Most don't know that in Southern Africa Britain defended the rights of Blacks to both own land and vote in Dutch and British territory. This was something that the Dutch Boers wanted no part of. The British were great agriculturalists which benefited the local population, many of whom worked as free men on the estates and would later become proprietors. In Kenya and Rhodesia, for the first time in African history, large well managed and irrigated plantations started to produce a variety of saleable and even exportable crop. Tea, coffee, vegetables, fruits and other products were grown en masse.

Throughout Africa the British invested about 5% of their GDP annually into infrastructure. Schools, hospitals, roads, rail-lines, government buildings, law courts, and the infrastructure of a modern political-economy slowly developed on the Dark Continent. One supposes that the Chinese had done this long before the era of Rome. After all they must have invented the infrastructure of the modern world.
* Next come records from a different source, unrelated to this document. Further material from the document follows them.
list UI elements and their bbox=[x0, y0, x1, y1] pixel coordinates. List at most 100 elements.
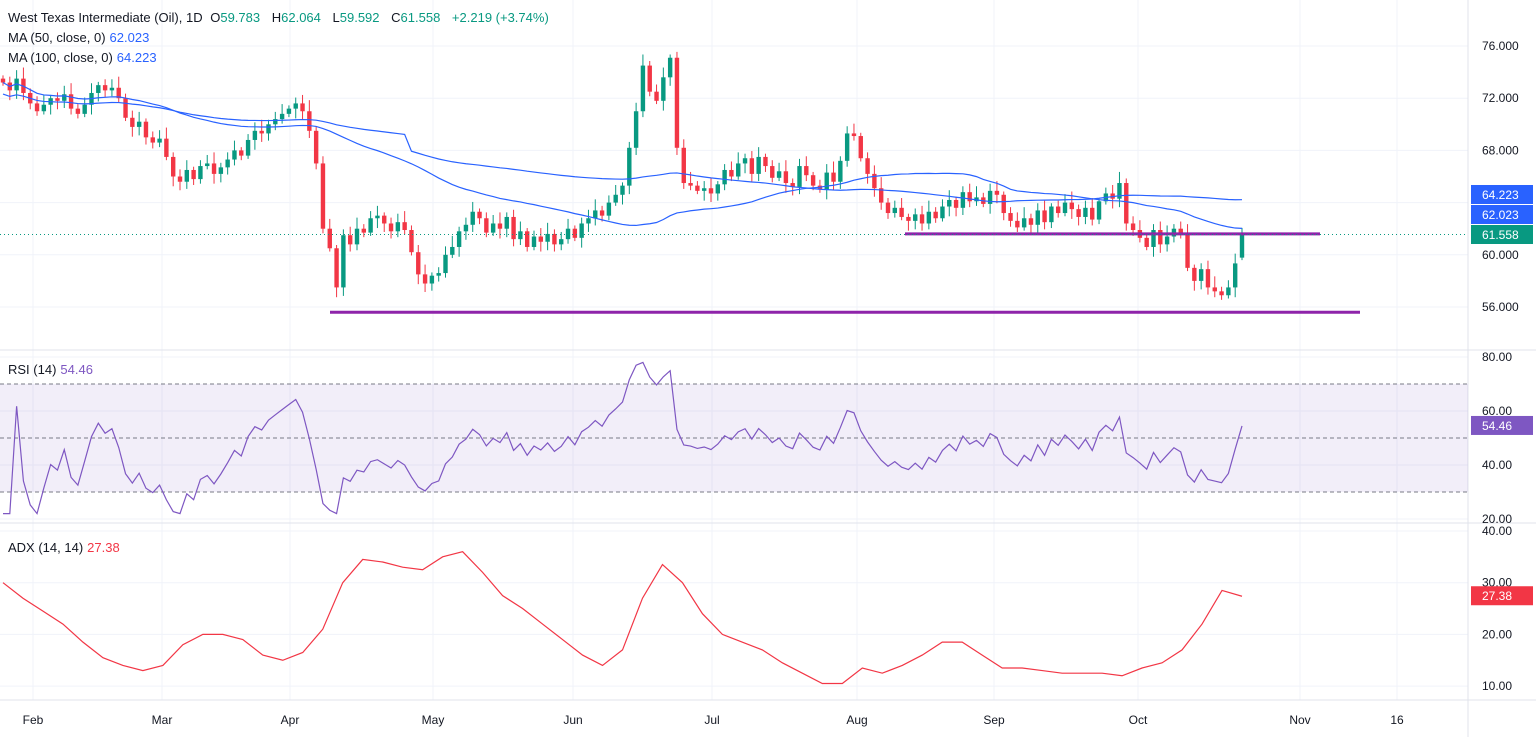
candle-body bbox=[361, 228, 367, 233]
rsi-value: 54.46 bbox=[60, 362, 93, 377]
candle-body bbox=[143, 121, 149, 138]
candle-body bbox=[613, 194, 618, 203]
candle-body bbox=[770, 166, 775, 178]
candle-body bbox=[545, 233, 550, 242]
candle-body bbox=[804, 166, 809, 176]
candle-body bbox=[531, 236, 537, 247]
rsi-tick-label: 20.00 bbox=[1482, 512, 1512, 526]
adx-tick-label: 30.00 bbox=[1482, 576, 1512, 590]
rsi-tick-label: 40.00 bbox=[1482, 458, 1512, 472]
candle-body bbox=[347, 235, 353, 245]
candle-body bbox=[116, 87, 121, 99]
candle-body bbox=[368, 218, 373, 233]
price-tag bbox=[1471, 185, 1533, 204]
candle-body bbox=[865, 158, 870, 174]
adx-tick-label: 10.00 bbox=[1482, 679, 1512, 693]
candle-body bbox=[334, 248, 339, 288]
candle-body bbox=[633, 111, 639, 148]
time-tick-label: Nov bbox=[1289, 713, 1310, 727]
rsi-value-tag-label: 54.46 bbox=[1482, 419, 1512, 433]
candle-body bbox=[518, 231, 523, 240]
adx-value-tag-label: 27.38 bbox=[1482, 589, 1512, 603]
close-value: 61.558 bbox=[400, 10, 441, 25]
candle-body bbox=[484, 218, 489, 233]
candle-body bbox=[1049, 206, 1054, 223]
candle-body bbox=[586, 218, 591, 224]
candle-body bbox=[443, 254, 448, 274]
price-tag-label: 62.023 bbox=[1482, 208, 1519, 222]
candle-body bbox=[497, 223, 503, 229]
candle-body bbox=[477, 211, 482, 219]
candle-body bbox=[1239, 234, 1245, 258]
candle-body bbox=[913, 214, 918, 221]
candle-body bbox=[559, 239, 564, 245]
candle-body bbox=[1069, 202, 1075, 210]
candle-body bbox=[872, 173, 877, 189]
candle-body bbox=[810, 175, 816, 186]
candle-body bbox=[701, 188, 707, 191]
candle-body bbox=[1001, 194, 1006, 214]
candle-body bbox=[211, 163, 217, 174]
candle-body bbox=[776, 171, 782, 178]
candle-body bbox=[1151, 230, 1156, 247]
adx-value: 27.38 bbox=[87, 540, 120, 555]
candle-body bbox=[960, 192, 966, 208]
candle-body bbox=[1028, 218, 1034, 225]
candle-body bbox=[654, 91, 659, 101]
ohlc-high: H62.064 bbox=[272, 10, 325, 25]
time-tick-label: 16 bbox=[1390, 713, 1404, 727]
candle-body bbox=[470, 211, 475, 225]
candle-body bbox=[620, 185, 625, 195]
low-value: 59.592 bbox=[339, 10, 380, 25]
candle-body bbox=[538, 236, 544, 242]
candle-body bbox=[55, 98, 60, 101]
candle-body bbox=[1035, 210, 1040, 225]
candle-body bbox=[858, 136, 863, 159]
candle-body bbox=[490, 223, 496, 233]
candle-body bbox=[409, 230, 414, 253]
ma50-legend: MA (50, close, 0) 62.023 bbox=[8, 30, 153, 45]
candle-body bbox=[1144, 237, 1149, 247]
time-tick-label: May bbox=[422, 713, 445, 727]
candle-body bbox=[1232, 263, 1238, 288]
candle-body bbox=[885, 202, 891, 214]
candle-body bbox=[164, 138, 169, 157]
candle-body bbox=[919, 214, 925, 224]
price-tick-label: 68.000 bbox=[1482, 143, 1519, 157]
time-tick-label: Sep bbox=[983, 713, 1005, 727]
adx-legend: ADX (14, 14) 27.38 bbox=[8, 540, 124, 555]
candle-body bbox=[899, 207, 904, 217]
candle-body bbox=[354, 228, 360, 245]
candle-body bbox=[783, 171, 789, 184]
candle-body bbox=[552, 233, 557, 245]
candle-body bbox=[763, 156, 768, 167]
candle-body bbox=[967, 192, 972, 202]
rsi-line bbox=[3, 361, 1243, 515]
candle-body bbox=[640, 65, 646, 112]
candle-body bbox=[184, 169, 190, 182]
candle-body bbox=[844, 133, 850, 161]
rsi-value-tag bbox=[1471, 415, 1533, 435]
candle-body bbox=[1192, 267, 1197, 281]
candle-body bbox=[947, 199, 952, 207]
candle-body bbox=[429, 275, 435, 284]
candle-body bbox=[1055, 206, 1061, 214]
candle-body bbox=[824, 172, 829, 190]
candle-body bbox=[1185, 233, 1190, 268]
candle-body bbox=[994, 190, 1000, 195]
rsi-tick-label: 60.00 bbox=[1482, 404, 1512, 418]
ma50-label: MA (50, close, 0) bbox=[8, 30, 106, 45]
time-tick-label: Apr bbox=[281, 713, 300, 727]
candle-body bbox=[667, 57, 673, 78]
candle-body bbox=[293, 103, 298, 109]
candle-body bbox=[313, 130, 319, 164]
candle-body bbox=[232, 150, 237, 160]
candle-body bbox=[245, 139, 251, 156]
candle-body bbox=[327, 228, 332, 249]
candle-body bbox=[68, 94, 74, 109]
candle-body bbox=[75, 108, 81, 114]
candle-body bbox=[674, 57, 680, 148]
ma100-value: 64.223 bbox=[116, 50, 157, 65]
candle-body bbox=[130, 117, 135, 127]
Crocker goes into some detail about the British involvement in Africa. It is hard to make the claim that Africa is better off without Britain has the colonial master of must of its territory. Moslem 'extremists' are now in power in North Africa and Egypt. Arab Moslems slaughter darker-skinned 'inferiors' in the Sudan – something a modern day Gordon would not tolerate. Somalia is a Moslem wasteland as are vast tracts of Nigeria, Mali, and central Africa.
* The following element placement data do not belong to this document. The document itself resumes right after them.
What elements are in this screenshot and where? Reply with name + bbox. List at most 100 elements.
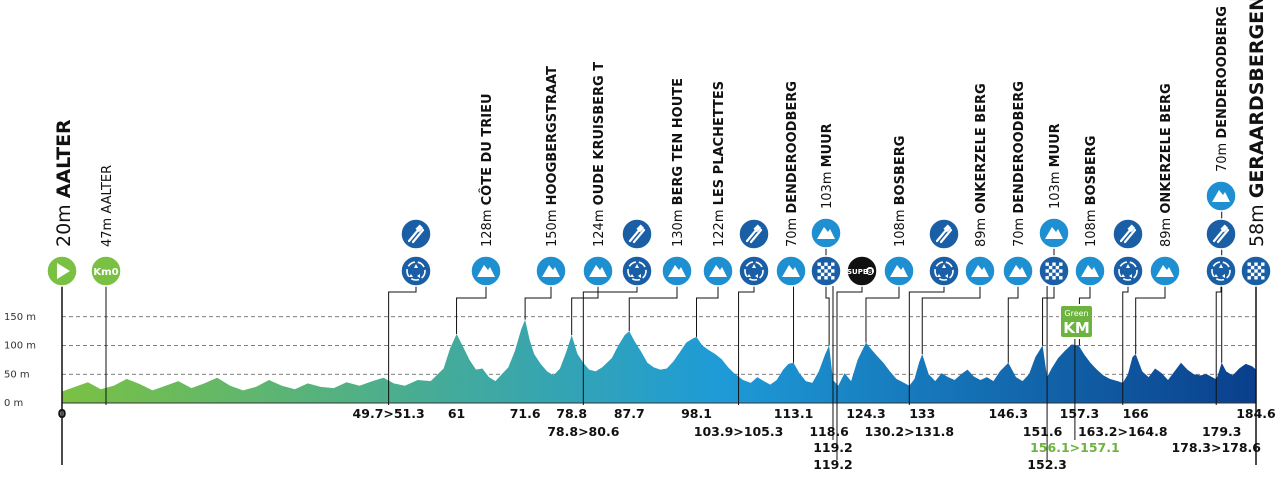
- km-label: 163.2>164.8: [1078, 424, 1168, 439]
- feed-zone-cutlery-icon: [1205, 218, 1237, 250]
- km-label: 119.2: [813, 440, 853, 455]
- check-square: [1055, 265, 1060, 270]
- climb-mountain-icon: [964, 255, 996, 287]
- elevation-area: [62, 319, 1256, 403]
- icon-circle: [1112, 255, 1144, 287]
- check-square: [820, 265, 825, 270]
- super-digit-bg: [866, 267, 874, 275]
- y-tick-label: 150 m: [4, 312, 36, 323]
- check-square: [1055, 272, 1060, 277]
- km-labels: 0 49.7>51.3 61 71.6 78.8 78.8>80.6 87.7 98.1 103…: [58, 406, 1276, 472]
- climb-name: DENDEROODBERG: [1012, 81, 1027, 214]
- climb-mountain-icon: [1074, 255, 1106, 287]
- zone-line: [1215, 286, 1222, 405]
- climb-leader-line: [524, 286, 552, 320]
- super-label: SUPER: [847, 268, 874, 276]
- cutlery-shape: [745, 227, 763, 244]
- climb-name: CÔTE DU TRIEU: [479, 94, 495, 206]
- climb-leader-line: [1007, 286, 1019, 363]
- check-square: [824, 276, 828, 280]
- check-square: [1254, 262, 1258, 266]
- cutlery-shape: [628, 227, 646, 244]
- finish-flag-icon: [1240, 255, 1272, 287]
- icon-circle: [928, 255, 960, 287]
- super-digit: 8: [868, 268, 873, 276]
- climb-name: BOSBERG: [893, 136, 908, 206]
- feed-zone-cutlery-icon: [621, 218, 653, 250]
- climb-altitude: 108m: [893, 205, 908, 247]
- climb-leader-line: [865, 286, 900, 343]
- feed-zone-cutlery-icon: [738, 218, 770, 250]
- zone-line: [738, 286, 755, 405]
- climb-mountain-icon: [470, 255, 502, 287]
- km-label: 184.6: [1236, 406, 1276, 421]
- climb-name: HOOGBERGSTRAAT: [545, 66, 560, 205]
- cutlery-head: [1220, 224, 1229, 233]
- check-square: [1059, 276, 1063, 280]
- checkered-sprint-icon: [810, 255, 842, 287]
- climb-label: 103m MUUR: [1048, 123, 1063, 209]
- start-name: AALTER: [53, 119, 75, 198]
- check-square: [820, 272, 825, 277]
- waste-zone-recycle-icon: [1112, 255, 1144, 287]
- climb-name: MUUR: [1048, 123, 1063, 167]
- check-square: [824, 262, 828, 266]
- cutlery-shape: [1119, 227, 1137, 244]
- cutlery-shape: [1212, 227, 1230, 244]
- y-tick-label: 0 m: [4, 398, 23, 409]
- start-flag-icon: [46, 255, 78, 287]
- km-label: 71.6: [510, 406, 541, 421]
- check-square: [1045, 276, 1049, 280]
- cutlery-shape: [407, 227, 425, 244]
- check-square: [1247, 262, 1251, 266]
- check-square: [1048, 265, 1053, 270]
- climb-name: DENDEROODBERG: [1215, 6, 1230, 139]
- green-km-label2: KM: [1063, 319, 1090, 337]
- check-square: [1261, 276, 1265, 280]
- climb-mountain-icon: [1149, 255, 1181, 287]
- finish-name: GERAARDSBERGEN: [1246, 0, 1268, 198]
- check-square: [1257, 265, 1262, 270]
- climb-altitude: 130m: [671, 205, 686, 247]
- km-label: 98.1: [681, 406, 712, 421]
- waste-zone-recycle-icon: [738, 255, 770, 287]
- cutlery-head: [753, 224, 762, 233]
- climb-label: 89m ONKERZELE BERG: [974, 83, 989, 247]
- climb-altitude: 89m: [1159, 214, 1174, 247]
- mountain-shape: [782, 265, 800, 277]
- km0-label: 47m AALTER: [100, 165, 115, 247]
- recycle-arrows: [1211, 261, 1231, 281]
- km-label: 113.1: [774, 406, 814, 421]
- recycle-heads: [747, 264, 758, 278]
- check-square: [827, 265, 832, 270]
- climb-mountain-icon: [883, 255, 915, 287]
- climb-label: 130m BERG TEN HOUTE: [671, 78, 686, 247]
- climb-altitude: 150m: [545, 205, 560, 247]
- climb-mountain-icon: [661, 255, 693, 287]
- icon-circle: [90, 255, 122, 287]
- finish-label: 58m GERAARDSBERGEN: [1246, 0, 1268, 247]
- climb-mountain-icon: [1038, 217, 1070, 249]
- zone-line: [388, 286, 417, 405]
- climb-altitude: 122m: [712, 205, 727, 247]
- km0-name: AALTER: [100, 165, 115, 214]
- green-km-box: [1059, 304, 1094, 339]
- check-square: [1052, 269, 1056, 273]
- icon-circle: [1205, 255, 1237, 287]
- recycle-arrows: [744, 261, 764, 281]
- climb-name: MUUR: [820, 123, 835, 167]
- recycle-heads: [630, 264, 641, 278]
- mountain-shape: [542, 265, 560, 277]
- climb-altitude: 124m: [592, 205, 607, 247]
- cutlery-head: [943, 224, 952, 233]
- climb-mountain-icon: [775, 255, 807, 287]
- check-square: [817, 276, 821, 280]
- check-square: [1045, 262, 1049, 266]
- climb-label: 89m ONKERZELE BERG: [1159, 83, 1174, 247]
- check-square: [1254, 269, 1258, 273]
- climb-leader-line: [571, 286, 599, 336]
- check-square: [817, 269, 821, 273]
Only a few states in Africa are 'normal' and function to modern standards. African troubles have little to do with Western or whitey-imperialism. Corruption, the wrong culture, violence, intolerance, tribal hatreds, Islam and other distortions have wasted the $2 Trillion sent by the White world to the Dark Continent. This is the fault of Africa post colonialism.
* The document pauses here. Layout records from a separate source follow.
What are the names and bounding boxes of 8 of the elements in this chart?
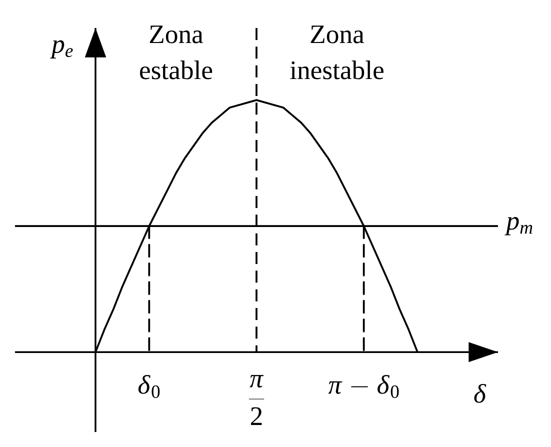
- x-tick-label: $\delta_0$: [138, 375, 160, 398]
- x-axis-title: $\delta$: [474, 384, 486, 403]
- text: Zona estable: [140, 26, 212, 80]
- x-tick-label: $\pi-\delta_0$: [328, 375, 399, 398]
- ref-line-label: $p_m$: [504, 216, 532, 236]
- x-tick-label: $\frac{\pi}{2}$: [248, 375, 264, 425]
- y-axis-title: $p_e$: [50, 40, 73, 58]
- text: Zona inestable: [290, 26, 384, 80]
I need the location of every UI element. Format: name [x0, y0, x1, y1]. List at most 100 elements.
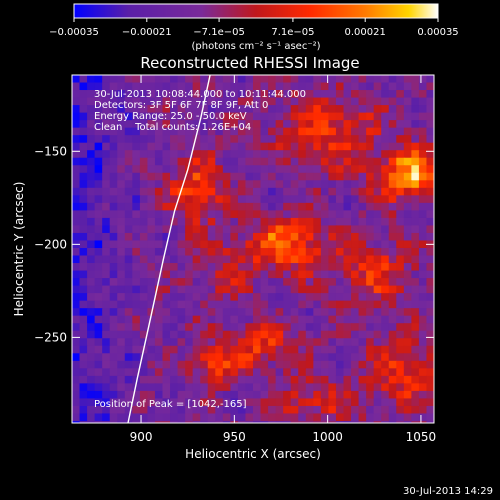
heatmap-cell: [268, 180, 277, 189]
heatmap-cell: [418, 157, 428, 166]
heatmap-cell: [381, 330, 390, 339]
heatmap-cell: [72, 225, 81, 234]
heatmap-cell: [411, 195, 420, 204]
heatmap-cell: [230, 195, 239, 204]
heatmap-cell: [117, 135, 126, 144]
heatmap-cell: [102, 338, 111, 347]
heatmap-cell: [87, 82, 96, 91]
heatmap-cell: [170, 127, 179, 136]
heatmap-cell: [185, 232, 194, 241]
heatmap-cell: [298, 75, 307, 83]
heatmap-cell: [305, 217, 314, 226]
heatmap-cell: [124, 240, 133, 249]
heatmap-cell: [298, 195, 307, 204]
heatmap-cell: [222, 405, 231, 414]
heatmap-cell: [215, 300, 224, 309]
heatmap-cell: [207, 278, 216, 287]
heatmap-cell: [260, 315, 269, 324]
heatmap-cell: [87, 360, 96, 369]
x-axis-label: Heliocentric X (arcsec): [185, 447, 321, 461]
heatmap-cell: [418, 165, 428, 174]
heatmap-cell: [245, 90, 254, 99]
heatmap-cell: [124, 90, 133, 99]
heatmap-cell: [328, 315, 337, 324]
heatmap-cell: [170, 157, 179, 166]
heatmap-cell: [411, 82, 420, 91]
heatmap-cell: [162, 285, 171, 294]
heatmap-cell: [268, 187, 277, 196]
heatmap-cell: [230, 120, 239, 129]
heatmap-cell: [366, 293, 375, 302]
heatmap-cell: [253, 105, 262, 114]
heatmap-cell: [260, 420, 269, 423]
heatmap-cell: [381, 127, 390, 136]
heatmap-cell: [72, 338, 81, 347]
heatmap-cell: [117, 112, 126, 121]
heatmap-cell: [192, 180, 201, 189]
heatmap-cell: [117, 420, 126, 423]
heatmap-cell: [154, 225, 164, 234]
heatmap-cell: [320, 232, 330, 241]
heatmap-cell: [200, 278, 209, 287]
heatmap-cell: [215, 172, 224, 181]
heatmap-cell: [343, 135, 352, 144]
heatmap-cell: [275, 172, 284, 181]
heatmap-cell: [102, 383, 111, 392]
heatmap-cell: [215, 105, 224, 114]
heatmap-cell: [87, 247, 96, 256]
heatmap-cell: [94, 105, 103, 114]
heatmap-cell: [298, 187, 307, 196]
heatmap-cell: [200, 255, 209, 264]
heatmap-cell: [245, 308, 254, 317]
heatmap-cell: [298, 255, 307, 264]
heatmap-cell: [245, 330, 254, 339]
heatmap-cell: [343, 120, 352, 129]
heatmap-cell: [147, 383, 156, 392]
heatmap-cell: [275, 405, 284, 414]
heatmap-cell: [185, 398, 194, 407]
heatmap-cell: [222, 315, 231, 324]
heatmap-cell: [268, 127, 277, 136]
heatmap-cell: [396, 285, 405, 294]
heatmap-cell: [72, 420, 81, 423]
heatmap-cell: [328, 323, 337, 332]
heatmap-cell: [388, 225, 397, 234]
heatmap-cell: [260, 383, 269, 392]
heatmap-cell: [245, 142, 254, 151]
heatmap-cell: [215, 97, 224, 106]
heatmap-cell: [373, 390, 382, 399]
heatmap-cell: [313, 135, 322, 144]
heatmap-cell: [222, 120, 231, 129]
heatmap-cell: [260, 398, 269, 407]
heatmap-cell: [177, 210, 186, 219]
heatmap-cell: [117, 195, 126, 204]
heatmap-cell: [117, 270, 126, 279]
heatmap-cell: [411, 120, 420, 129]
heatmap-cell: [102, 202, 111, 211]
heatmap-cell: [305, 90, 314, 99]
heatmap-cell: [418, 270, 428, 279]
heatmap-cell: [94, 255, 103, 264]
heatmap-cell: [102, 172, 111, 181]
heatmap-cell: [396, 375, 405, 384]
heatmap-cell: [109, 202, 118, 211]
heatmap-cell: [320, 255, 330, 264]
heatmap-cell: [320, 293, 330, 302]
heatmap-cell: [117, 90, 126, 99]
heatmap-cell: [177, 165, 186, 174]
heatmap-cell: [275, 285, 284, 294]
heatmap-cell: [253, 263, 262, 272]
heatmap-cell: [230, 293, 239, 302]
heatmap-cell: [283, 187, 292, 196]
heatmap-cell: [192, 247, 201, 256]
heatmap-cell: [403, 112, 412, 121]
heatmap-cell: [200, 420, 209, 423]
heatmap-cell: [177, 127, 186, 136]
heatmap-cell: [207, 105, 216, 114]
heatmap-cell: [154, 360, 164, 369]
heatmap-cell: [381, 300, 390, 309]
heatmap-cell: [192, 240, 201, 249]
heatmap-cell: [388, 338, 397, 347]
heatmap-cell: [388, 97, 397, 106]
heatmap-cell: [139, 338, 149, 347]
The post-modern paternalistic racism namely; send Blacks money out of guilt and because 'we' the Western elite feel that they are too ignorant to understand how to build a modern political-economy, has no echo in British imperialism. The Victorians had a mission but not a racist theology. They ended slavery, had a belief that Africans were just as good as anyone else if given a chance at civilization, and developed Africa as much out of a mission to bring a better world to the Dark Continent, as from the baser motives of profit, greed, blood-lust and power. Africa since 1965 has not improved. Witness Zimbabwe or Rhodesia. Maybe there is something good in imperialism after all. Even Niall Ferguson might agree with that. This is why Crocker's book is such a good read.